The takeaway from the results above is that TF-IDF increases the success rate of the model.

Let's see what happens if we set the n_grams to bigrams.

In [None]:
# count-vectorizer
[[351 117]
 [155 377]]
accuracy_rate = 0.728

# tf-idf vectorizer
[[400  68]
 [217 315]]
accuracy_rate = 0.715

It reduces the success rate for both of them, notably the TF-IDF vectorizer is affected mostly.

If we use unigrams and bigrams together, then we'll get the best estimation result as can be verified below.

In [None]:
# count-vectorizer
[[394  98]
 [ 66 442]]
accuracy_rate = 0.836

# tf-idf vectorizer
[[405  87]
 [ 67 441]]
accuracy_rate = 0.846

Now let's try to not use stop words filtering.

In [None]:
# count-vectorizer
[[413  70]
 [101 416]]
accuracy_rate = 0.829

# tf-idf vectorizer
[[420  63]
 [103 414]]
accuracy_rate = 0.834

The remarkable inference is that when not using filtering out, we get a higher success rate.

Now let's end our writing with the last configuration containing too the first and third columns as training data.

In [None]:
# count-vectorizer
[[416  78]
 [ 87 419]]
accuracy_rate = 0.835

# tf-idf vectorizer
[[446  48]
 [125 381]]
accuracy_rate = 0.827

It doesn't give rise to a meaningful change in the success rate.

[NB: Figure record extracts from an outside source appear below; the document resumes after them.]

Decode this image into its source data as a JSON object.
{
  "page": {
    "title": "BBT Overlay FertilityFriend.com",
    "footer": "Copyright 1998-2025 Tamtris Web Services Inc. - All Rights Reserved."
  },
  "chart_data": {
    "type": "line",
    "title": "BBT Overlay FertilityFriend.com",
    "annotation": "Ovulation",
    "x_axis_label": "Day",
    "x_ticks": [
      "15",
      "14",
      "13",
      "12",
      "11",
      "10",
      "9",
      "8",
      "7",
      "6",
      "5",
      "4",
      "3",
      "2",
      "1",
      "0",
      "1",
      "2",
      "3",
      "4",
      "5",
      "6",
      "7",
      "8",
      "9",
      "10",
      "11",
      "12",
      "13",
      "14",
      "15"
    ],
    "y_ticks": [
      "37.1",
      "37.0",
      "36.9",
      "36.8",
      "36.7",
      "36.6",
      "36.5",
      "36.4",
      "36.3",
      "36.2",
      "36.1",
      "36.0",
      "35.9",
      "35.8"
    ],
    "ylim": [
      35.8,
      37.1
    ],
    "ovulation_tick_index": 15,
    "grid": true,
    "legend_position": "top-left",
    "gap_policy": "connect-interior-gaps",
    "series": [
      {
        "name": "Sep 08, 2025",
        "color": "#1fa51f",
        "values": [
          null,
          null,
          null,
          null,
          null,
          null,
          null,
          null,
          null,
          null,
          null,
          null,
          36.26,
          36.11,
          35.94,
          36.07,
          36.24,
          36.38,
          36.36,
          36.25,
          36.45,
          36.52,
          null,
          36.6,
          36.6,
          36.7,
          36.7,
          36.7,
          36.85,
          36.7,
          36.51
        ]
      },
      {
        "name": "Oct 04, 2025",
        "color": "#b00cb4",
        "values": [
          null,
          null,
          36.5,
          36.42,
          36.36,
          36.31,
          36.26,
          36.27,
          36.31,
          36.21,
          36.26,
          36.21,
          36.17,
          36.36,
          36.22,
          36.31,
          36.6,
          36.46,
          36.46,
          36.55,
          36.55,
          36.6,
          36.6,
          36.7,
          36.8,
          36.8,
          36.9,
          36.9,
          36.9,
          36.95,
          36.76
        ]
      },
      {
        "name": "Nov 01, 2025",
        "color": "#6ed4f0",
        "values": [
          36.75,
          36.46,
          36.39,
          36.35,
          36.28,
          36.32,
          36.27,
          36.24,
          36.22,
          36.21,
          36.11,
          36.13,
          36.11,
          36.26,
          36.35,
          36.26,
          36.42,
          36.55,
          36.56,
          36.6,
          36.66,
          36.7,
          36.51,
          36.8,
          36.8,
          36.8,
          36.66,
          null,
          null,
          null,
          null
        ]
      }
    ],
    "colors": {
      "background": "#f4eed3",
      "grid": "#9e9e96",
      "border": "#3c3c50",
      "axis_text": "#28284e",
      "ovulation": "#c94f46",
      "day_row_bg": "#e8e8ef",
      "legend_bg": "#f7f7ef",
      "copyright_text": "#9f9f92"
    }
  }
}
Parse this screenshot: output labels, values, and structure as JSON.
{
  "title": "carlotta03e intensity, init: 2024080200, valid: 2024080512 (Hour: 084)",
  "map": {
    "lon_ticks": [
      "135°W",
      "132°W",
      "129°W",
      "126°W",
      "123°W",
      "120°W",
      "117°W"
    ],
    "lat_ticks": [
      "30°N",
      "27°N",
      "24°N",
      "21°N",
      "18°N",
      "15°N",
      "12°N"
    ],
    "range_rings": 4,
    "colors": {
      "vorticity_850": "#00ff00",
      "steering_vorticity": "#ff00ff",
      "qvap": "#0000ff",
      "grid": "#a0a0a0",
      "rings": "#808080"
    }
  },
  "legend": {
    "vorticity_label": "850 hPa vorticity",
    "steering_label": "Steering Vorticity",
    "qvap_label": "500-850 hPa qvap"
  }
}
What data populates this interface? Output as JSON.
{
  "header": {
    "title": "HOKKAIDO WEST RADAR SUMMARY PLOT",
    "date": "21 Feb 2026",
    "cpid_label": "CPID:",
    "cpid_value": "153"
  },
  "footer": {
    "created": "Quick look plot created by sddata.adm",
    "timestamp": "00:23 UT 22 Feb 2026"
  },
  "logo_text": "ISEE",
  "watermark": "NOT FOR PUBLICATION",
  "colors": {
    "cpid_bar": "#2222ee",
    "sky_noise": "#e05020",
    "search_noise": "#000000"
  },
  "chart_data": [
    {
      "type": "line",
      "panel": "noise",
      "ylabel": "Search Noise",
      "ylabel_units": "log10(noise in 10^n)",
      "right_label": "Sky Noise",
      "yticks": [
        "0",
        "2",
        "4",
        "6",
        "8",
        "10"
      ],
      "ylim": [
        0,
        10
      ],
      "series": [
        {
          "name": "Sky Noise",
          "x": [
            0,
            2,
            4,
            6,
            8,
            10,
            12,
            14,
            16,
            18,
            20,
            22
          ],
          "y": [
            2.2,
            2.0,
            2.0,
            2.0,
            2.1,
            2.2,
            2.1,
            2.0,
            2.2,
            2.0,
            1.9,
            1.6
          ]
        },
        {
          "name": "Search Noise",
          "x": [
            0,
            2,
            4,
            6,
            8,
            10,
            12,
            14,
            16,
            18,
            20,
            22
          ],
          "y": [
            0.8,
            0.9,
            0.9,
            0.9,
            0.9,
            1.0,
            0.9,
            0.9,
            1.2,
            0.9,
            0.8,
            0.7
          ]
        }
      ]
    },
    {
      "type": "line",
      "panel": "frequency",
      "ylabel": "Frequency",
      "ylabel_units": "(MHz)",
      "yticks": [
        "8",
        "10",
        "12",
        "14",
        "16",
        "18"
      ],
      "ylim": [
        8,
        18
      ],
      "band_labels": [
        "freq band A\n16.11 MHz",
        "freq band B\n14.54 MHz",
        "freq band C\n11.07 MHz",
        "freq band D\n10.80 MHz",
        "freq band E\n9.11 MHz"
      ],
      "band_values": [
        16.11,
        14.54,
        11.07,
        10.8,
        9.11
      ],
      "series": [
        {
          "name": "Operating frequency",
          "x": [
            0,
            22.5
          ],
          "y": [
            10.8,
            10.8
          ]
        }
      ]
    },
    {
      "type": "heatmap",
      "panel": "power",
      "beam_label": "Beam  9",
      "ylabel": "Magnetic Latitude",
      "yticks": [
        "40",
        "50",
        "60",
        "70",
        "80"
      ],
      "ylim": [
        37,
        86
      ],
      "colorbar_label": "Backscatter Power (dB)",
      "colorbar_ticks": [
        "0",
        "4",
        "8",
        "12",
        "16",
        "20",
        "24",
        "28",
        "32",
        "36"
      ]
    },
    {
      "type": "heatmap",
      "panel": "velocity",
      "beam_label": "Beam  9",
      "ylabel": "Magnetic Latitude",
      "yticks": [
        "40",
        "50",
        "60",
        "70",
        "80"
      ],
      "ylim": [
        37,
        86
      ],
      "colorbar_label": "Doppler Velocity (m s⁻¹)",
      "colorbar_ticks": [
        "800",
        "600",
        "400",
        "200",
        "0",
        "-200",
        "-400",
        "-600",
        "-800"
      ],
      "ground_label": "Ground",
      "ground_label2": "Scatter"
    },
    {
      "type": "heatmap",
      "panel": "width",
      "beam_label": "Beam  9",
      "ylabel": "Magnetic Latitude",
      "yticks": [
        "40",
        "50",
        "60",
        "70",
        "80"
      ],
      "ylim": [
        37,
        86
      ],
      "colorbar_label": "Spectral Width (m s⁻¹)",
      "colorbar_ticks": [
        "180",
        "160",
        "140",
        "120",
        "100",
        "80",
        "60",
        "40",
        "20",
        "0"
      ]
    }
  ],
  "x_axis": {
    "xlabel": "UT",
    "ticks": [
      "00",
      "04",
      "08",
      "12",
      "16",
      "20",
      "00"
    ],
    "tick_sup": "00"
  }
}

Naive Bayes is a substantially fast algorithm that assumes the features are independent of each other. Despite the assumption seems not feasible, it really works well than expected. Being fast and easy to implement makes it a really good baseline performance algorithm. That is, when you want to develop a model, you may want to implement the first Naive Bayes to compare your actual algorithm against it in the future to decide how good your model is. And lastly, I want to emphasize that TF-IDF implementation works usually better than the normal count-vectorizer, but occasionally it results in relatively bad results. Thereby, we can infer that TF-IDF is more susceptible to the training data changes.